A New iPad Air

The iPad Air may finally be moving to an annual update cycle, with a new version expected to arrive in the next few months. The current M2 iPad Air was announced on May 7, 2024, so we wouldn’t expect a new model much sooner than that. Still, that’s a nice improvement, considering the iPad Air has typically gone up to two years between new releases. The M1 iPad Air that preceded the current model was announced on March 8, 2022, alongside the current iPhone SE, and the two models before that came in September 2020 and March 2019.
The new iPad Air is expected to be primarily a spec bump over the current model. It will almost certainly still feature a Liquid Retina LCD screen; an OLED iPad Air isn’t expected for another couple of years. The biggest change will be the chip inside, but the jury’s still out on whether it will move to an M3 or skip that and move to an M4.
There’s a case to be made for both. The M3 chip was produced using an “N3B” process that was inefficient at best. It’s unlikely that Apple plans to continue manufacturing these older chips. However, it might still have a pile of surplus inventory that it can use in an iPad Air, much like it did with the A17 Pro in last year’s iPad mini, which used the same N3B process. Those A17 Pro were “binned” chips that were unsuitable for the iPhone 15 Pro models, and an M3 iPad Air might find itself with a similarly scaled-down chip compared to what Apple used in its Macs.

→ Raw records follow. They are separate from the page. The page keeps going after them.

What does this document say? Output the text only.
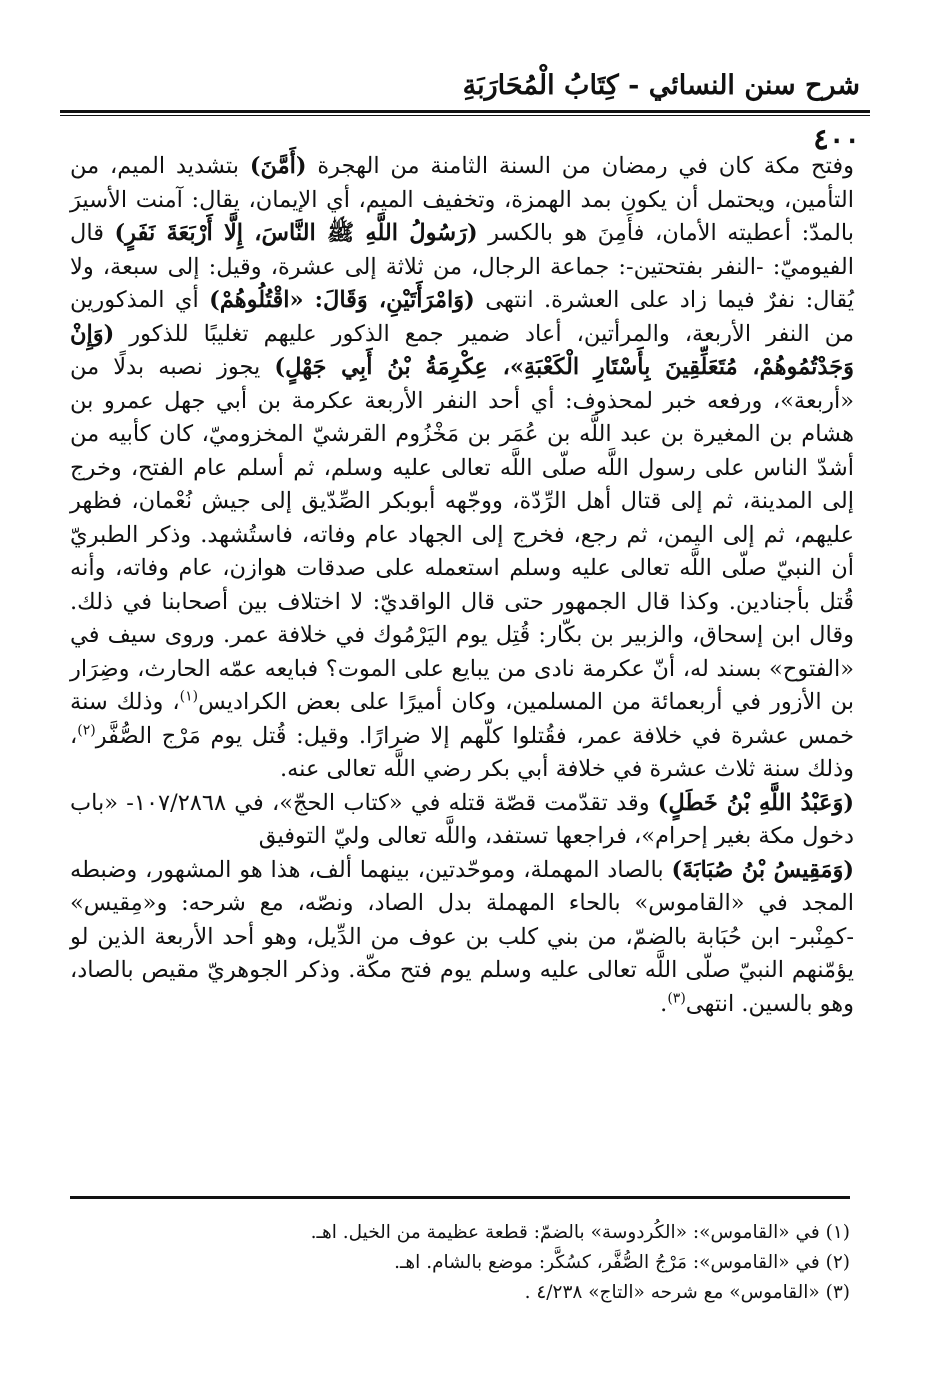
شرح سنن النسائي - كِتَابُ الْمُحَارَبَةِ
٤٠٠

وفتح مكة كان في رمضان من السنة الثامنة من الهجرة (أَمَّنَ) بتشديد الميم، من التأمين، ويحتمل أن يكون بمد الهمزة، وتخفيف الميم، أي الإيمان، يقال: آمنت الأسيرَ بالمدّ: أعطيته الأمان، فأَمِنَ هو بالكسر (رَسُولُ اللَّهِ ﷺ النَّاسَ، إِلَّا أَرْبَعَةَ نَفَرٍ) قال الفيوميّ: -النفر بفتحتين-: جماعة الرجال، من ثلاثة إلى عشرة، وقيل: إلى سبعة، ولا يُقال: نفرٌ فيما زاد على العشرة. انتهى (وَامْرَأَتَيْنِ، وَقَالَ: «اقْتُلُوهُمْ) أي المذكورين من النفر الأربعة، والمرأتين، أعاد ضمير جمع الذكور عليهم تغليبًا للذكور (وَإِنْ وَجَدْتُمُوهُمْ، مُتَعَلِّقِينَ بِأَسْتَارِ الْكَعْبَةِ»، عِكْرِمَةُ بْنُ أَبِي جَهْلٍ) يجوز نصبه بدلًا من «أربعة»، ورفعه خبر لمحذوف: أي أحد النفر الأربعة عكرمة بن أبي جهل عمرو بن هشام بن المغيرة بن عبد اللَّه بن عُمَر بن مَخْزُوم القرشيّ المخزوميّ، كان كأبيه من أشدّ الناس على رسول اللَّه صلّى اللَّه تعالى عليه وسلم، ثم أسلم عام الفتح، وخرج إلى المدينة، ثم إلى قتال أهل الرِّدّة، ووجّهه أبوبكر الصِّدّيق إلى جيش نُعْمان، فظهر عليهم، ثم إلى اليمن، ثم رجع، فخرج إلى الجهاد عام وفاته، فاستُشهد. وذكر الطبريّ أن النبيّ صلّى اللَّه تعالى عليه وسلم استعمله على صدقات هوازن، عام وفاته، وأنه قُتل بأجنادين. وكذا قال الجمهور حتى قال الواقديّ: لا اختلاف بين أصحابنا في ذلك. وقال ابن إسحاق، والزبير بن بكّار: قُتِل يوم اليَرْمُوك في خلافة عمر. وروى سيف في «الفتوح» بسند له، أنّ عكرمة نادى من يبايع على الموت؟ فبايعه عمّه الحارث، وضِرَار بن الأزور في أربعمائة من المسلمين، وكان أميرًا على بعض الكراديس$^{(١)}$، وذلك سنة خمس عشرة في خلافة عمر، فقُتلوا كلّهم إلا ضرارًا. وقيل: قُتل يوم مَرْج الصُّفَّر$^{(٢)}$، وذلك سنة ثلاث عشرة في خلافة أبي بكر رضي اللَّه تعالى عنه.

(وَعَبْدُ اللَّهِ بْنُ خَطَلٍ) وقد تقدّمت قصّة قتله في «كتاب الحجّ»، في ١٠٧/٢٨٦٨- «باب دخول مكة بغير إحرام»، فراجعها تستفد، واللَّه تعالى وليّ التوفيق

(وَمَقِيسُ بْنُ صُبَابَةَ) بالصاد المهملة، وموحّدتين، بينهما ألف، هذا هو المشهور، وضبطه المجد في «القاموس» بالحاء المهملة بدل الصاد، ونصّه، مع شرحه: و«مِقيس» -كمِنْبر- ابن حُبَابة بالضمّ، من بني كلب بن عوف من الدِّيل، وهو أحد الأربعة الذين لو يؤمّنهم النبيّ صلّى اللَّه تعالى عليه وسلم يوم فتح مكّة. وذكر الجوهريّ مقيص بالصاد، وهو بالسين. انتهى$^{(٣)}$.

(١) في «القاموس»: «الكُردوسة» بالضمّ: قطعة عظيمة من الخيل. اهـ.

(٢) في «القاموس»: مَرْجُ الصُّفَّر، كسُكَّر: موضع بالشام. اهـ.

(٣) «القاموس» مع شرحه «التاج» ٤/٢٣٨ .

While moving to an M4 chip might seem odd in light of the M4 iPad Pro, it’s not unreasonable when you consider that Apple’s MacBook Air and MacBook Pro ultimately end up using the same M-series chips. With a Tandem OLED display, Face ID, and an exceptionally thin design, the iPad Pro already sets itself apart from the iPad Air in enough ways that it wouldn’t matter for both to use the same M4 chip.